Dinjan Hysaj, 40, and Agron Bakijasi, 44, were part of that wave, being allowed to stay in 1999, The Telegraph reports.
However, Mr. Hysaj was exposed as having lied when he was jailed for five years in 2011 after glassing a man in a pub in Hemel Hempstead, Hertfordshire.
Mr. Bakijasi was exposed in 2007 when his partner returned to Albania. However, he reapplied using false details and was awarded British citizenship.
When the Home Office applied to have the crooks deported, their publicly-funded legal representatives argued that their lies were not enough to have them removed from the UK and it was not clear it could be a consequence when they applied.
The Supreme Court judges last week ruled that because the men had not stolen anyone’s identity but instead made up a fictional character, “neither appellant pretended to be someone he was not”.
The judges add: “It also has a number of illogical and unsatisfactory consequences.
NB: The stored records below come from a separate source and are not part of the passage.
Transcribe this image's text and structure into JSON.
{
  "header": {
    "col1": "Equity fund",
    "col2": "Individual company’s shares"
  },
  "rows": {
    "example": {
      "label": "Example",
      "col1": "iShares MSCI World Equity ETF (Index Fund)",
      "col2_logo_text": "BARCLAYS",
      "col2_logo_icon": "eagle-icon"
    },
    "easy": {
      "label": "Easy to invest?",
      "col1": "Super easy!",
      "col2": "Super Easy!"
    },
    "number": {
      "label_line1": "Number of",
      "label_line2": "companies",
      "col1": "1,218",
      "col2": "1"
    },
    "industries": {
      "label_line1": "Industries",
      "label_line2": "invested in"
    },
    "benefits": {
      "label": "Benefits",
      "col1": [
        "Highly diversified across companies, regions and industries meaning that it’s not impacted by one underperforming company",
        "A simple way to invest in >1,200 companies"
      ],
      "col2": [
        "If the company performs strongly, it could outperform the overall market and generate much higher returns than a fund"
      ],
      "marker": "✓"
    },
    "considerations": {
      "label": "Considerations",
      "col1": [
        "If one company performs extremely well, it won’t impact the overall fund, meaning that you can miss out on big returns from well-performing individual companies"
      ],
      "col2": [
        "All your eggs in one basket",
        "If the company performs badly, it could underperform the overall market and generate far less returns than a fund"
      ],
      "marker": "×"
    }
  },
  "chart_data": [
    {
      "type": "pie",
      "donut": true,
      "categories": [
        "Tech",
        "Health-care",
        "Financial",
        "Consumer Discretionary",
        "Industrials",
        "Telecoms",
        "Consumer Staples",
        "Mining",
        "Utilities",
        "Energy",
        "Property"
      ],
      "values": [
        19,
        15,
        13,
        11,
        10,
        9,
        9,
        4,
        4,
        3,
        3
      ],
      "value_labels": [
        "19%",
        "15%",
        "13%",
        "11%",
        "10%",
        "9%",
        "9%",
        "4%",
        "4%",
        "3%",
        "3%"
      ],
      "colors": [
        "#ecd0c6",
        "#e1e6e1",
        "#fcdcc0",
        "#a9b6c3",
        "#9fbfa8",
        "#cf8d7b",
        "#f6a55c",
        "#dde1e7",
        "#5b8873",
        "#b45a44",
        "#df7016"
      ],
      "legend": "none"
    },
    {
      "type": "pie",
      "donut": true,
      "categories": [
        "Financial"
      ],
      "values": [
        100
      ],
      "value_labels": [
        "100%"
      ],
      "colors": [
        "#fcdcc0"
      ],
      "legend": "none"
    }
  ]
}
Thus it is not clear when the use of a false identity to obtain citizenship by one person will lead to the nullification of the grant of citizenship to those making a derivative claim.”
Andrew Bridgen, the Conservative MP, said this judgement exposed a loophole that needed new British legislation to ensure criminals could not abuse the British legal system.
“We need to tighten up the law so people who make up identities and lie to get British citizenship can be stripped of it and be deported. These are not the sorts of people we want to have in our country.
“This legal loophole that needs to be closed as soon as possible. We need to look at legislation to do so, especially as we are now leaving the European Union and we are supposed to be taking control of money, our laws and our borders.”